About



In 1981 I was teaching in Nanaimo, British Columbia, Canada and I taught with a teacher named Pat Lyon. She taught ESL (English as a Second Language) to children who did not speak English. She was also very involved in the Multicultural Society who supported new immigrants to Canada. One day she asked my wife and I to come over for a barbecue. We accepted and then she said, "Oh, I have invited a family from Czechoslovakia to come as well and we are going to teach them about Canadian idioms". I said that my wife and I weren't experts on idioms but she said that we would be surprised. That afternoon my wife and I discovered how many idioms we knew and how they are so much a part of everyday speaking that we don't even recognize them. I decided to start teaching idioms in my classroom. Over time, I found several lists of idioms and had my students draw pictures of the literal meanings.

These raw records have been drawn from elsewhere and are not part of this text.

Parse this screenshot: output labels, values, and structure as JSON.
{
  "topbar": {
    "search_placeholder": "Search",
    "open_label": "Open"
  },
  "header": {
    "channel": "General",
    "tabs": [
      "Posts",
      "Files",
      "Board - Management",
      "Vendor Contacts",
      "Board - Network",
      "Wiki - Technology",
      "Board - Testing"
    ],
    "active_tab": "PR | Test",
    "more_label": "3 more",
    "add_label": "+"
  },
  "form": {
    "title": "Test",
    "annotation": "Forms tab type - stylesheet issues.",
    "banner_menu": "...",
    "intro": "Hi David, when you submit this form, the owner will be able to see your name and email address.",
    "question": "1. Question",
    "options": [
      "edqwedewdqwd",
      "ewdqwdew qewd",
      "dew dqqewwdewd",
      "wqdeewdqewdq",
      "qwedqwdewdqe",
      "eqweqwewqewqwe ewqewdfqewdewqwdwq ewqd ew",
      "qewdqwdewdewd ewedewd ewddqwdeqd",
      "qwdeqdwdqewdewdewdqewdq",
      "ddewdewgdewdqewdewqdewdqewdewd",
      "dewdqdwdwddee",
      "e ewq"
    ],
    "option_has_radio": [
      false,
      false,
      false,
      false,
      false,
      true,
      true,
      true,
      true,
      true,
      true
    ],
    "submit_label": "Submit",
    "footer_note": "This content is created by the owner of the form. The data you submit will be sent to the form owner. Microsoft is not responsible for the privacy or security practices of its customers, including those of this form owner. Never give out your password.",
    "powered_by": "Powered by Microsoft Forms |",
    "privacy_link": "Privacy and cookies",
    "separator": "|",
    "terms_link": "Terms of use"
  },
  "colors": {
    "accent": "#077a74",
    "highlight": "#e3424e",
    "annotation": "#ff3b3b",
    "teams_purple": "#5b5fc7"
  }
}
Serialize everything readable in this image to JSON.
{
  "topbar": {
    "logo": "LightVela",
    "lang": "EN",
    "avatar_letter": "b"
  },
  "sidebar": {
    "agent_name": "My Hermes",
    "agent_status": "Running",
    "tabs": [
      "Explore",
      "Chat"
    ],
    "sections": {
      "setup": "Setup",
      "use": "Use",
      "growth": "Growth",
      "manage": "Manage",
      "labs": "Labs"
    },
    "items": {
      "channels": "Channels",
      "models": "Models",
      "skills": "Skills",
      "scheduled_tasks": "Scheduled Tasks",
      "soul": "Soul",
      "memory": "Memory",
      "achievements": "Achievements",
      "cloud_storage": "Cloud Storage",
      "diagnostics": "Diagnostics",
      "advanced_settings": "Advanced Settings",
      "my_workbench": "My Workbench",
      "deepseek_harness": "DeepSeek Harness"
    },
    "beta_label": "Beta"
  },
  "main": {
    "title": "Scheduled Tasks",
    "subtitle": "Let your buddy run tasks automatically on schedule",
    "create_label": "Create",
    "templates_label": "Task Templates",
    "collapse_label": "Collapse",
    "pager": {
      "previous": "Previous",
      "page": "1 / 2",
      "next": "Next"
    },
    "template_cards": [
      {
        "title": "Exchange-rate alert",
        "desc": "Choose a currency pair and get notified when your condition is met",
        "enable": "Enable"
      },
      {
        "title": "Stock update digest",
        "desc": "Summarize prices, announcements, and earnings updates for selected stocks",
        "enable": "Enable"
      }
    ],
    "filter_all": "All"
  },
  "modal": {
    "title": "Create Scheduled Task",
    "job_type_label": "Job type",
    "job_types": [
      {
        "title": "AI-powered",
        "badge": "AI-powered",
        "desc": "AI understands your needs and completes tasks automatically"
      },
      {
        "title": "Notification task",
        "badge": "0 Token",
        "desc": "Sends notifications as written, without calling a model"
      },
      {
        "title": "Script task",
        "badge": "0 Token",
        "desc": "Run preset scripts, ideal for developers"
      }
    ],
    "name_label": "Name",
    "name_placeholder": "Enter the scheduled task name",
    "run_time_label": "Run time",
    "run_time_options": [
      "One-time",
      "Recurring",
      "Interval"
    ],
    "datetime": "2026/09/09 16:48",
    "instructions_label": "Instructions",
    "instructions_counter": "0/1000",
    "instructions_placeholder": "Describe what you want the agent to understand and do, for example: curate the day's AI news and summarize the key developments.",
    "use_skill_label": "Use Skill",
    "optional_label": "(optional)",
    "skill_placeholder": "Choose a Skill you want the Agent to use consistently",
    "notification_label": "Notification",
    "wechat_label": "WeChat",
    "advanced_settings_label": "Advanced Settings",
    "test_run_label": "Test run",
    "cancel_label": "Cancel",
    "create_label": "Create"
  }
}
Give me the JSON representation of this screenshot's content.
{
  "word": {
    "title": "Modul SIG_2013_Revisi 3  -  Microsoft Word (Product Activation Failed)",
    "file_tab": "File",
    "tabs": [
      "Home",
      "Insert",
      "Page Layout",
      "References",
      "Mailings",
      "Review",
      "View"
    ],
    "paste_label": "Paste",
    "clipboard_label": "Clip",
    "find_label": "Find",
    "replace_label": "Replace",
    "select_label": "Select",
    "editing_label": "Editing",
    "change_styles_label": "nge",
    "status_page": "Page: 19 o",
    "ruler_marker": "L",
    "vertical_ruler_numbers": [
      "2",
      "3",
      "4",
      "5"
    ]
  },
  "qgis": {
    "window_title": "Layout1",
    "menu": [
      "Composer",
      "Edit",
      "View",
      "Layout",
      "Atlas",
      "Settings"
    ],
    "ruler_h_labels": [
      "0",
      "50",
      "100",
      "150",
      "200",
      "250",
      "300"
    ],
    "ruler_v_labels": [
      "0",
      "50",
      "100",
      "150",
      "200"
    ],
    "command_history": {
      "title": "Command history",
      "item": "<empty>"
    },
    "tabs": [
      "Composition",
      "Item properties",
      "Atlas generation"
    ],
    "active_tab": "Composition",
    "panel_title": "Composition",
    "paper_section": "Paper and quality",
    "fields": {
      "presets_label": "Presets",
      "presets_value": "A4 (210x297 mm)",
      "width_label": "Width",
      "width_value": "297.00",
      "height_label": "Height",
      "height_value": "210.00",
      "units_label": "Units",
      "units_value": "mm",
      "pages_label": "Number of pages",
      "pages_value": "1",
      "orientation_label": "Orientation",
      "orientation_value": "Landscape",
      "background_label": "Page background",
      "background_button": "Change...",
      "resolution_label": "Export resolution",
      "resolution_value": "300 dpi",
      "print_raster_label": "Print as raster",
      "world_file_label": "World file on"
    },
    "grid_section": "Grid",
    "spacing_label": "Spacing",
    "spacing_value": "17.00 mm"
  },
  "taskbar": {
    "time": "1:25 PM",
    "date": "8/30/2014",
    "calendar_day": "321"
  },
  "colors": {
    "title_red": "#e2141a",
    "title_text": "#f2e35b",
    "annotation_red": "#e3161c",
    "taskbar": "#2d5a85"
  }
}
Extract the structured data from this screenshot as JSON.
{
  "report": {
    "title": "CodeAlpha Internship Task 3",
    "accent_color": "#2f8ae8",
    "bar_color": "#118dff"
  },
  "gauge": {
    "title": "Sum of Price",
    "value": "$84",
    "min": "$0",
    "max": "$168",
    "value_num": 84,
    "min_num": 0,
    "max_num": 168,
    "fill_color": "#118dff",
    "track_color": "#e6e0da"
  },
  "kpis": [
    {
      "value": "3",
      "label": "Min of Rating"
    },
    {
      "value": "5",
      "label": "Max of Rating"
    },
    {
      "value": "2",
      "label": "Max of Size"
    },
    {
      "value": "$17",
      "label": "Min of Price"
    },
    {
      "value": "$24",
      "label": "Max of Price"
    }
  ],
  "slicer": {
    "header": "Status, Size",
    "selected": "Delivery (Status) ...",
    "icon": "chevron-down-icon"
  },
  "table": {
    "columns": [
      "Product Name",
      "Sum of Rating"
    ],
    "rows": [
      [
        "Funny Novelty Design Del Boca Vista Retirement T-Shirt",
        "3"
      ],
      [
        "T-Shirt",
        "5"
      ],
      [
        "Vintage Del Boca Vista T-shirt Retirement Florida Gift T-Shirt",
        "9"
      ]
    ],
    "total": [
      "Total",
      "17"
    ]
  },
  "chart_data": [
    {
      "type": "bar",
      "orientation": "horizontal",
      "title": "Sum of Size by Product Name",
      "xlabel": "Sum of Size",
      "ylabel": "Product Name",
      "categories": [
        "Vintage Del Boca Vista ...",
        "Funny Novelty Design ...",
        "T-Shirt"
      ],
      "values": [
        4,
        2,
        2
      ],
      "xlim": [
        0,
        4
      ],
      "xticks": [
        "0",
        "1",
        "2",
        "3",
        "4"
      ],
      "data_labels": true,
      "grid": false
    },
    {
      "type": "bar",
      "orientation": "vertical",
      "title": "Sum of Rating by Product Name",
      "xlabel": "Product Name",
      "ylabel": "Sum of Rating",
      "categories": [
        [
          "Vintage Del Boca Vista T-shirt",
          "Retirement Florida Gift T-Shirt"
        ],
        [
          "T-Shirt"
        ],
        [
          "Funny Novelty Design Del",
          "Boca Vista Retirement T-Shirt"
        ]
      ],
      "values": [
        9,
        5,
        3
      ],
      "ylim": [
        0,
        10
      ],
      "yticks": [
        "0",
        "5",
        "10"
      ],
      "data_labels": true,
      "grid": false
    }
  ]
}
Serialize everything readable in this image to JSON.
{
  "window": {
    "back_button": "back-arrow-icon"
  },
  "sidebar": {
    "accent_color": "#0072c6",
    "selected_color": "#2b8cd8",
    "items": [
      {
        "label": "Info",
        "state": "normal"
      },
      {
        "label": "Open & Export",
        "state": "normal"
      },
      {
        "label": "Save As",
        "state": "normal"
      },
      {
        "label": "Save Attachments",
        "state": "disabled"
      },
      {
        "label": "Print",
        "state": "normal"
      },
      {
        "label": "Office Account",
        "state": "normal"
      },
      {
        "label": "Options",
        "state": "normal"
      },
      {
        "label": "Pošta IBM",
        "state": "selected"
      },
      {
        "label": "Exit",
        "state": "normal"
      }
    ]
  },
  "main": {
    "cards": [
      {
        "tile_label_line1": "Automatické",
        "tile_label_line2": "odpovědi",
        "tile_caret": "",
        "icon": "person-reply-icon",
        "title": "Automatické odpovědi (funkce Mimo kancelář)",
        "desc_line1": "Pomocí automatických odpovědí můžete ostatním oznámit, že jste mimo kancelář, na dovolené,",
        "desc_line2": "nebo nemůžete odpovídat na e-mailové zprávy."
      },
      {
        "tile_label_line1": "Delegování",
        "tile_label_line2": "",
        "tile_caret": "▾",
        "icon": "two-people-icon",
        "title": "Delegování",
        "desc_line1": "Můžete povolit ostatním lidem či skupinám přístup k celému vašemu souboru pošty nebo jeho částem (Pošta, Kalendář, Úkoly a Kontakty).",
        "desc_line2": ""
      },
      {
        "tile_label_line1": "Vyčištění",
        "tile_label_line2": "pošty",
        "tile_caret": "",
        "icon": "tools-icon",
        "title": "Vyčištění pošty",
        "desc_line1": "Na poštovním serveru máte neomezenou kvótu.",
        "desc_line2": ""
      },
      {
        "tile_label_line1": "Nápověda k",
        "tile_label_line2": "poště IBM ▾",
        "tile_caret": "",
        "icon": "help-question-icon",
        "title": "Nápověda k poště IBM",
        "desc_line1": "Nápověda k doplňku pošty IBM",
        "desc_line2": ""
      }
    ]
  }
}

Each student who was finished their classwork would select an idiom from the list and draw pictures of exactly what the idiom said, not what the idiom meant. This was used as a team competition for the students and as an overflow and language activity for the teacher. The idioms were only explained after the student had drawn the picture. There was nothing more fun than spending the last 5-30 minutes of a day or morning etc. to share some great art, build team spirit and teach language. After they were explained they were posted on the wall for the remainder of the year. At the end of the year the drawings were taken down and each child's drawings were bound into a book to take home. One notable student named Adam got "carried away" in a good way and this is what he took home that year.

Besides being a great artist Adam was really into sports. I have used his name in all the the Sports stories. With the invention of the Internet and digital scanners my approach to idioms started to evolve. I found an excellent list of Canadian Idioms that Wayne Magnuson had created. I contacted him for permission to use his list and then edited the list down to eliminate any idioms that were not appropriate for young children. This list is available for teachers who would like to use it. When the school got computers we were fortunate enough to have an Intranet. (that's when all the computers are connected together and we could all use the printer and computer programs) I then had the bright idea to scan the pictures and put them on the Intranet so that other children in the school could also see them. For enrichment, students who were capable and willing would scan the idioms and I would upload them to the Intranet. Once the Internet came along, I took the idioms and posted them on a website so that the whole world could see them.

Once I retired, I had more time and it then occured to me that the pictures, while interesting, were not very educational. I then started writing definitions and using them in sentences. Eventually, I started writing stories that used the idioms and linked them back to the pictures. Over time other teachers would submit the drawings that their children had drawn. I would write a story using just their idioms. I then started to encourage teachers to get their students to write the stories. There are now several student written stories on the website. The website grew like "topsy" and the web structure chaotic and obsolete. NISA had been my Internet Provider for this entire time and I approached them for help. NISA decided that they would adopt the website and a programmer decided that he would like to help. This is the structure that you see now and for the forseeable future will be "Under Construction" as I add more stories and idioms. Eventually all the the idioms with pictures will appear in stories.

Most of the pictures were drawn by children from my classroombut now the whole world is adding their own drawings. The children who drew the original pictures were 9-11 years old when they drew them. Over a period of years, the children in my class went "kooky" learning and drawing pictures of them. I thought that the "kids" were going to send me to the "nuthouse".

These pictures illustrate what an idiom actually says and not what the idiom actually means.I used a loose definition of idioms to basically define idioms to be idiotic. In other words they are expressions that generally need explanations to be understood. This is what the walls of my classroom looked like at the end of the year.